Effective date: 12 June 2026 · Last updated: 12 June 2026
This policy explains what Adopt-a-Nation, operated by AI-MDS,
collects, why, and your choices. We aim to collect as little as possible.
The short version. Quiz answers stay in your browser. If you buy HD images we
store your email and a one-way hash of your password (never the password itself). Photos you
upload are sent to Google’s Gemini API to generate your image and stored in our private cloud
bucket, then auto-deleted after 60 days. Payments go through Stripe — we never see your card.
We don’t sell your data.
1. What we collect
Account data (only if you create an account): your email address and a
salted PBKDF2 hash of your password. We cannot recover your plaintext password.
Photos & generated images: a selfie you choose to upload, and the image
generated from it.
Purchase data: your credit balance and a record that a given Stripe payment
was applied. Card data is handled entirely by Stripe — we never receive it.
Technical/abuse-prevention data: short-lived counts keyed to your IP address
and a proof-of-work token, used only to enforce rate limits and block bots.
In your browser only: your quiz answers and a temporary “pending purchase”
marker. These are not sent to our servers as part of your profile.
2. How your photo is processed
The instant “stylised” kit is rendered entirely in your browser — that photo
is not uploaded.
The optional photoreal kit sends your uploaded photo to Google’s
Gemini API for the AI edit.
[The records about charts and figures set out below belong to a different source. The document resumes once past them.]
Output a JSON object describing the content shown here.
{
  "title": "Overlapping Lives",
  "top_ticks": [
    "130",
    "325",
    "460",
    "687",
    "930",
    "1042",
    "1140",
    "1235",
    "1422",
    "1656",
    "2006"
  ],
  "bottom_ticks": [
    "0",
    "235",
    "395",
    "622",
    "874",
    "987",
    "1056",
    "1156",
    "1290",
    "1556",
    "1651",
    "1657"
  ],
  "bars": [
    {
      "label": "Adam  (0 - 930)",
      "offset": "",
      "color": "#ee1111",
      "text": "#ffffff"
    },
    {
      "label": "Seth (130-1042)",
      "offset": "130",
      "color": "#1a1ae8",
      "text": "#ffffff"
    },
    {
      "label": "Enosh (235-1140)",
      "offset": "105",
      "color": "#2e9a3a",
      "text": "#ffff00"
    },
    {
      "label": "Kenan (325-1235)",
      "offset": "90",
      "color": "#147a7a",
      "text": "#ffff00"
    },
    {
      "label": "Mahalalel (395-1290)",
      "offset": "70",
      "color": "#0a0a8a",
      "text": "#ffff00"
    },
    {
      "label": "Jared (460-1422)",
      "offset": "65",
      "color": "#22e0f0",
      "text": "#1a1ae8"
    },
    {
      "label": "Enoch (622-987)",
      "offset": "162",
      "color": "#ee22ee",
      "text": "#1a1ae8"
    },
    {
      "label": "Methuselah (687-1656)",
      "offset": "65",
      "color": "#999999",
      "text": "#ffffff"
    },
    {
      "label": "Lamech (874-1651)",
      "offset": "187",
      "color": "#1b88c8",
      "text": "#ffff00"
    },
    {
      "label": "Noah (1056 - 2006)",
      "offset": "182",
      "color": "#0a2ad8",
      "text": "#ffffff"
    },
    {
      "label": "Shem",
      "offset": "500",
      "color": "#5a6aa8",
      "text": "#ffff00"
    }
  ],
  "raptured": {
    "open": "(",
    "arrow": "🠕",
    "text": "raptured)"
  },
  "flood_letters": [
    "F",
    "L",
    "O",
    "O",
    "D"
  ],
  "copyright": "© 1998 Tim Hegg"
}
Google processes it under its API terms; we do not permit it
to be used to train models where that control is available to us.
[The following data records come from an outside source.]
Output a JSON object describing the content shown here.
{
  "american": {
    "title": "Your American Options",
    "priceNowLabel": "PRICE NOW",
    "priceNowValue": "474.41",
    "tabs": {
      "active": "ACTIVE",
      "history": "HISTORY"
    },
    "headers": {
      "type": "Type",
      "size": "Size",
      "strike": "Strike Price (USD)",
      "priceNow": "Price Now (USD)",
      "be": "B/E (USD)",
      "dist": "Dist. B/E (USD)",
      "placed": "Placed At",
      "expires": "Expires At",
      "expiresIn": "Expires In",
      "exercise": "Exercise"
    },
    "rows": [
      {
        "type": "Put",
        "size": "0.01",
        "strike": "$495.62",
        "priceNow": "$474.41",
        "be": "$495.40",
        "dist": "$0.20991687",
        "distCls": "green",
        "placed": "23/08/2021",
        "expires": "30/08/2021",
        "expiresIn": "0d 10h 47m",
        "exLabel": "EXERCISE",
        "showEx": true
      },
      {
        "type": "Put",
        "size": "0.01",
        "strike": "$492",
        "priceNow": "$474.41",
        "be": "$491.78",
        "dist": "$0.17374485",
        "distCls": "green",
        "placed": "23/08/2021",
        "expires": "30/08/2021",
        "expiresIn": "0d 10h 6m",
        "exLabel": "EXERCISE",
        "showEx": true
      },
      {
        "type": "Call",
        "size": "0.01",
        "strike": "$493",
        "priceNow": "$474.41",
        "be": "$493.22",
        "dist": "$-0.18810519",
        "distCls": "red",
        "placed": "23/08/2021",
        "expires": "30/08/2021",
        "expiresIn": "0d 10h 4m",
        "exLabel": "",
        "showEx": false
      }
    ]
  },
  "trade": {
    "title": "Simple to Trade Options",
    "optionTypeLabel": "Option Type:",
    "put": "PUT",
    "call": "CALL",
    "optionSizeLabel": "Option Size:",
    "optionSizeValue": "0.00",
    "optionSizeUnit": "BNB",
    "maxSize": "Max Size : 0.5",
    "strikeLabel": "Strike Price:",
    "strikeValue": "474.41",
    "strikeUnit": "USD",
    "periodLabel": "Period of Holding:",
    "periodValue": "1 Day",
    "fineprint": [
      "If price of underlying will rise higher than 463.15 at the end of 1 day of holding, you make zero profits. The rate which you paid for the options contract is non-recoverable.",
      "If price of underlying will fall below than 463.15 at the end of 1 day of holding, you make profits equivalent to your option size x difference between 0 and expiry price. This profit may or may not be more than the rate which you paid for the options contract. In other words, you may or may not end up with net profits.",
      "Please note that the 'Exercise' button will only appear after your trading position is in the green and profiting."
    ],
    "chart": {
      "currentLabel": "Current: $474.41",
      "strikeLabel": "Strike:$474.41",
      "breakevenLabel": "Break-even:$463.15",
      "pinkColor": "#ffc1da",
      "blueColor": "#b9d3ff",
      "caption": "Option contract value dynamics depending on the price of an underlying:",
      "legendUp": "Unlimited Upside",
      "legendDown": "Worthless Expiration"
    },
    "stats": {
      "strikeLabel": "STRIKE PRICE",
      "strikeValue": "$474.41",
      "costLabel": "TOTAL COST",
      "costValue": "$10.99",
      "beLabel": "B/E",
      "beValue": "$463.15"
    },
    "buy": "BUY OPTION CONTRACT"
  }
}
The resulting image (and a watermarked preview) is stored in our private
Cloudflare R2 bucket under an unguessable identifier and is served only to you.
Image records and files are automatically deleted after 60 days.
3. Why we use it (legal bases)
To provide the feature you requested (performance of a contract / your request).
To process your payment and grant credits (contract).
To keep the Service secure and prevent abuse and fraud (legitimate interests).
4. Who we share with (processors)
Stripe — payment processing.
Google (Gemini API) — AI image generation.
Cloudflare — hosting, storage (R2), and bot/DDoS protection.
We do not sell your personal information or share it for advertising.
5. Retention
Uploaded/generated images: deleted after 60 days (often sooner).
Account email, password hash, and credit balance: kept while your account exists. Email us to
delete your account.
Abuse-prevention counters: expire automatically within hours to a couple of days.
Payment records held by Stripe are retained per Stripe’s policies and applicable law.
6. Your rights
Depending on where you live, you may have rights to access, correct, delete, or export your
data, and to object to certain processing. To exercise them, email
admin@aimedqs.com and we’ll respond within a reasonable time.
You can delete locally-stored data anytime by clearing your browser storage.
7. Cookies
We use a single essential, HTTP-only session cookie to keep you logged in after
purchase. We do not use advertising or third-party tracking cookies.
8. Children
The Service is not directed to children under 13, and we do not knowingly collect their data. If
you believe a child has provided us data, contact us and we will delete it.
9. Security
We protect the Service with HTTPS/HSTS, hashed passwords, host-locked session cookies,
same-origin request checks, rate limiting, and a proof-of-work bot gate on sensitive actions. No
system is perfectly secure, but we take reasonable measures to protect your data.
10. Changes
We may update this policy; the “Last updated” date reflects the latest version.